Depending on the patient's age, family history and history of previous biopsies, conservative treatment of fibroadenomas may or may not be warranted. A woman under 25 years of age with fibroadenomas is unlikely to have a “missed” malignancy if she has had a clinical examination, negative sonography and negative fine-needle aspiration. (The risk of a missed malignancy in this situation has been estimated to be one in 229 cases to one in 700 cases.) It is not until age 35 that the risk increases somewhat. Multiple fibroadenomas should be excised, with care taken to avoid scarring or ductal damage, which may occur when one incision is used. Giant fibroadenomas generally shrink after hormonal balance is achieved (e.g., after cessation of lactation), so conservative management is preferred, with excision warranted after the lesions become smaller.

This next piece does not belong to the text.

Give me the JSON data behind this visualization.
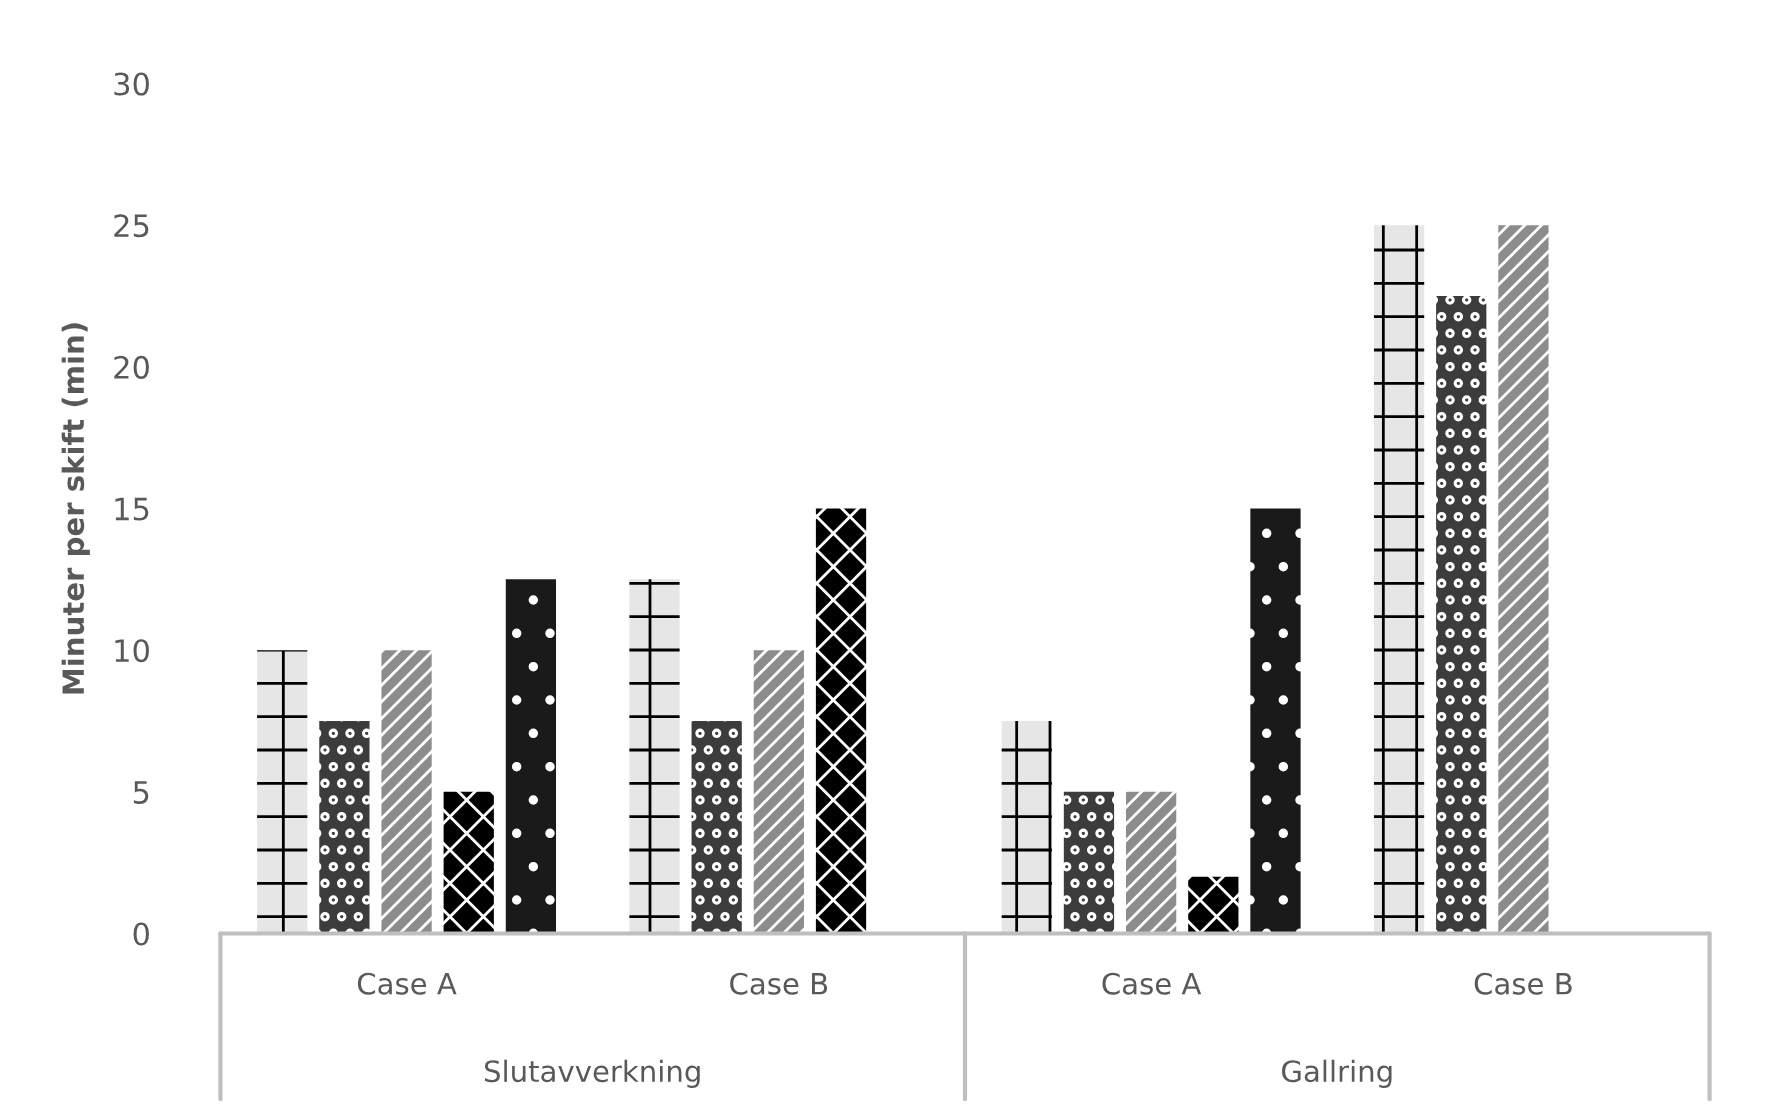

The authors conclude that, in women younger than 35 years, conservative management of fibroadenomas is recommended, with a follow-up every six to 12 months until complete regression. Fibroadenomas that don't regress or that remain unchanged by age 35 should be excised. Women older than 35 years should have mammograms in addition to the above-mentioned diagnostic modalities, with follow-up after six to 12 months. If the fibroadenoma has not resolved after 12 months, excision is recommended. Even when conservative management is reasonable, patients often prefer excisional biopsy of persistent fibroadenomas. The authors advise excisional biopsy of any mass for which a diagnosis of fibroadenoma is not clear-cut; however, if, after a clinical examination, ultrasound examination and fine-needle aspiration, a diagnosis of multiple fibroadenomas can be confidently made, conservative treatment is warranted.

Greenberg, et al. Management of breast fibroadenomas. J Gen Intern Med. September 1998;13:640–5.

editor's note: When mammography is going to be used to assist in the diagnosis of fibroadenomas, it should be performed before fine-needle aspiration, so that subsequent hematoma formation does not distort the mammographic picture. It should also be emphasized that when the nature of a lesion is not definite after ultrasonography, mammography and fine-needle aspiration, the lesion should be excised.—g.b.h.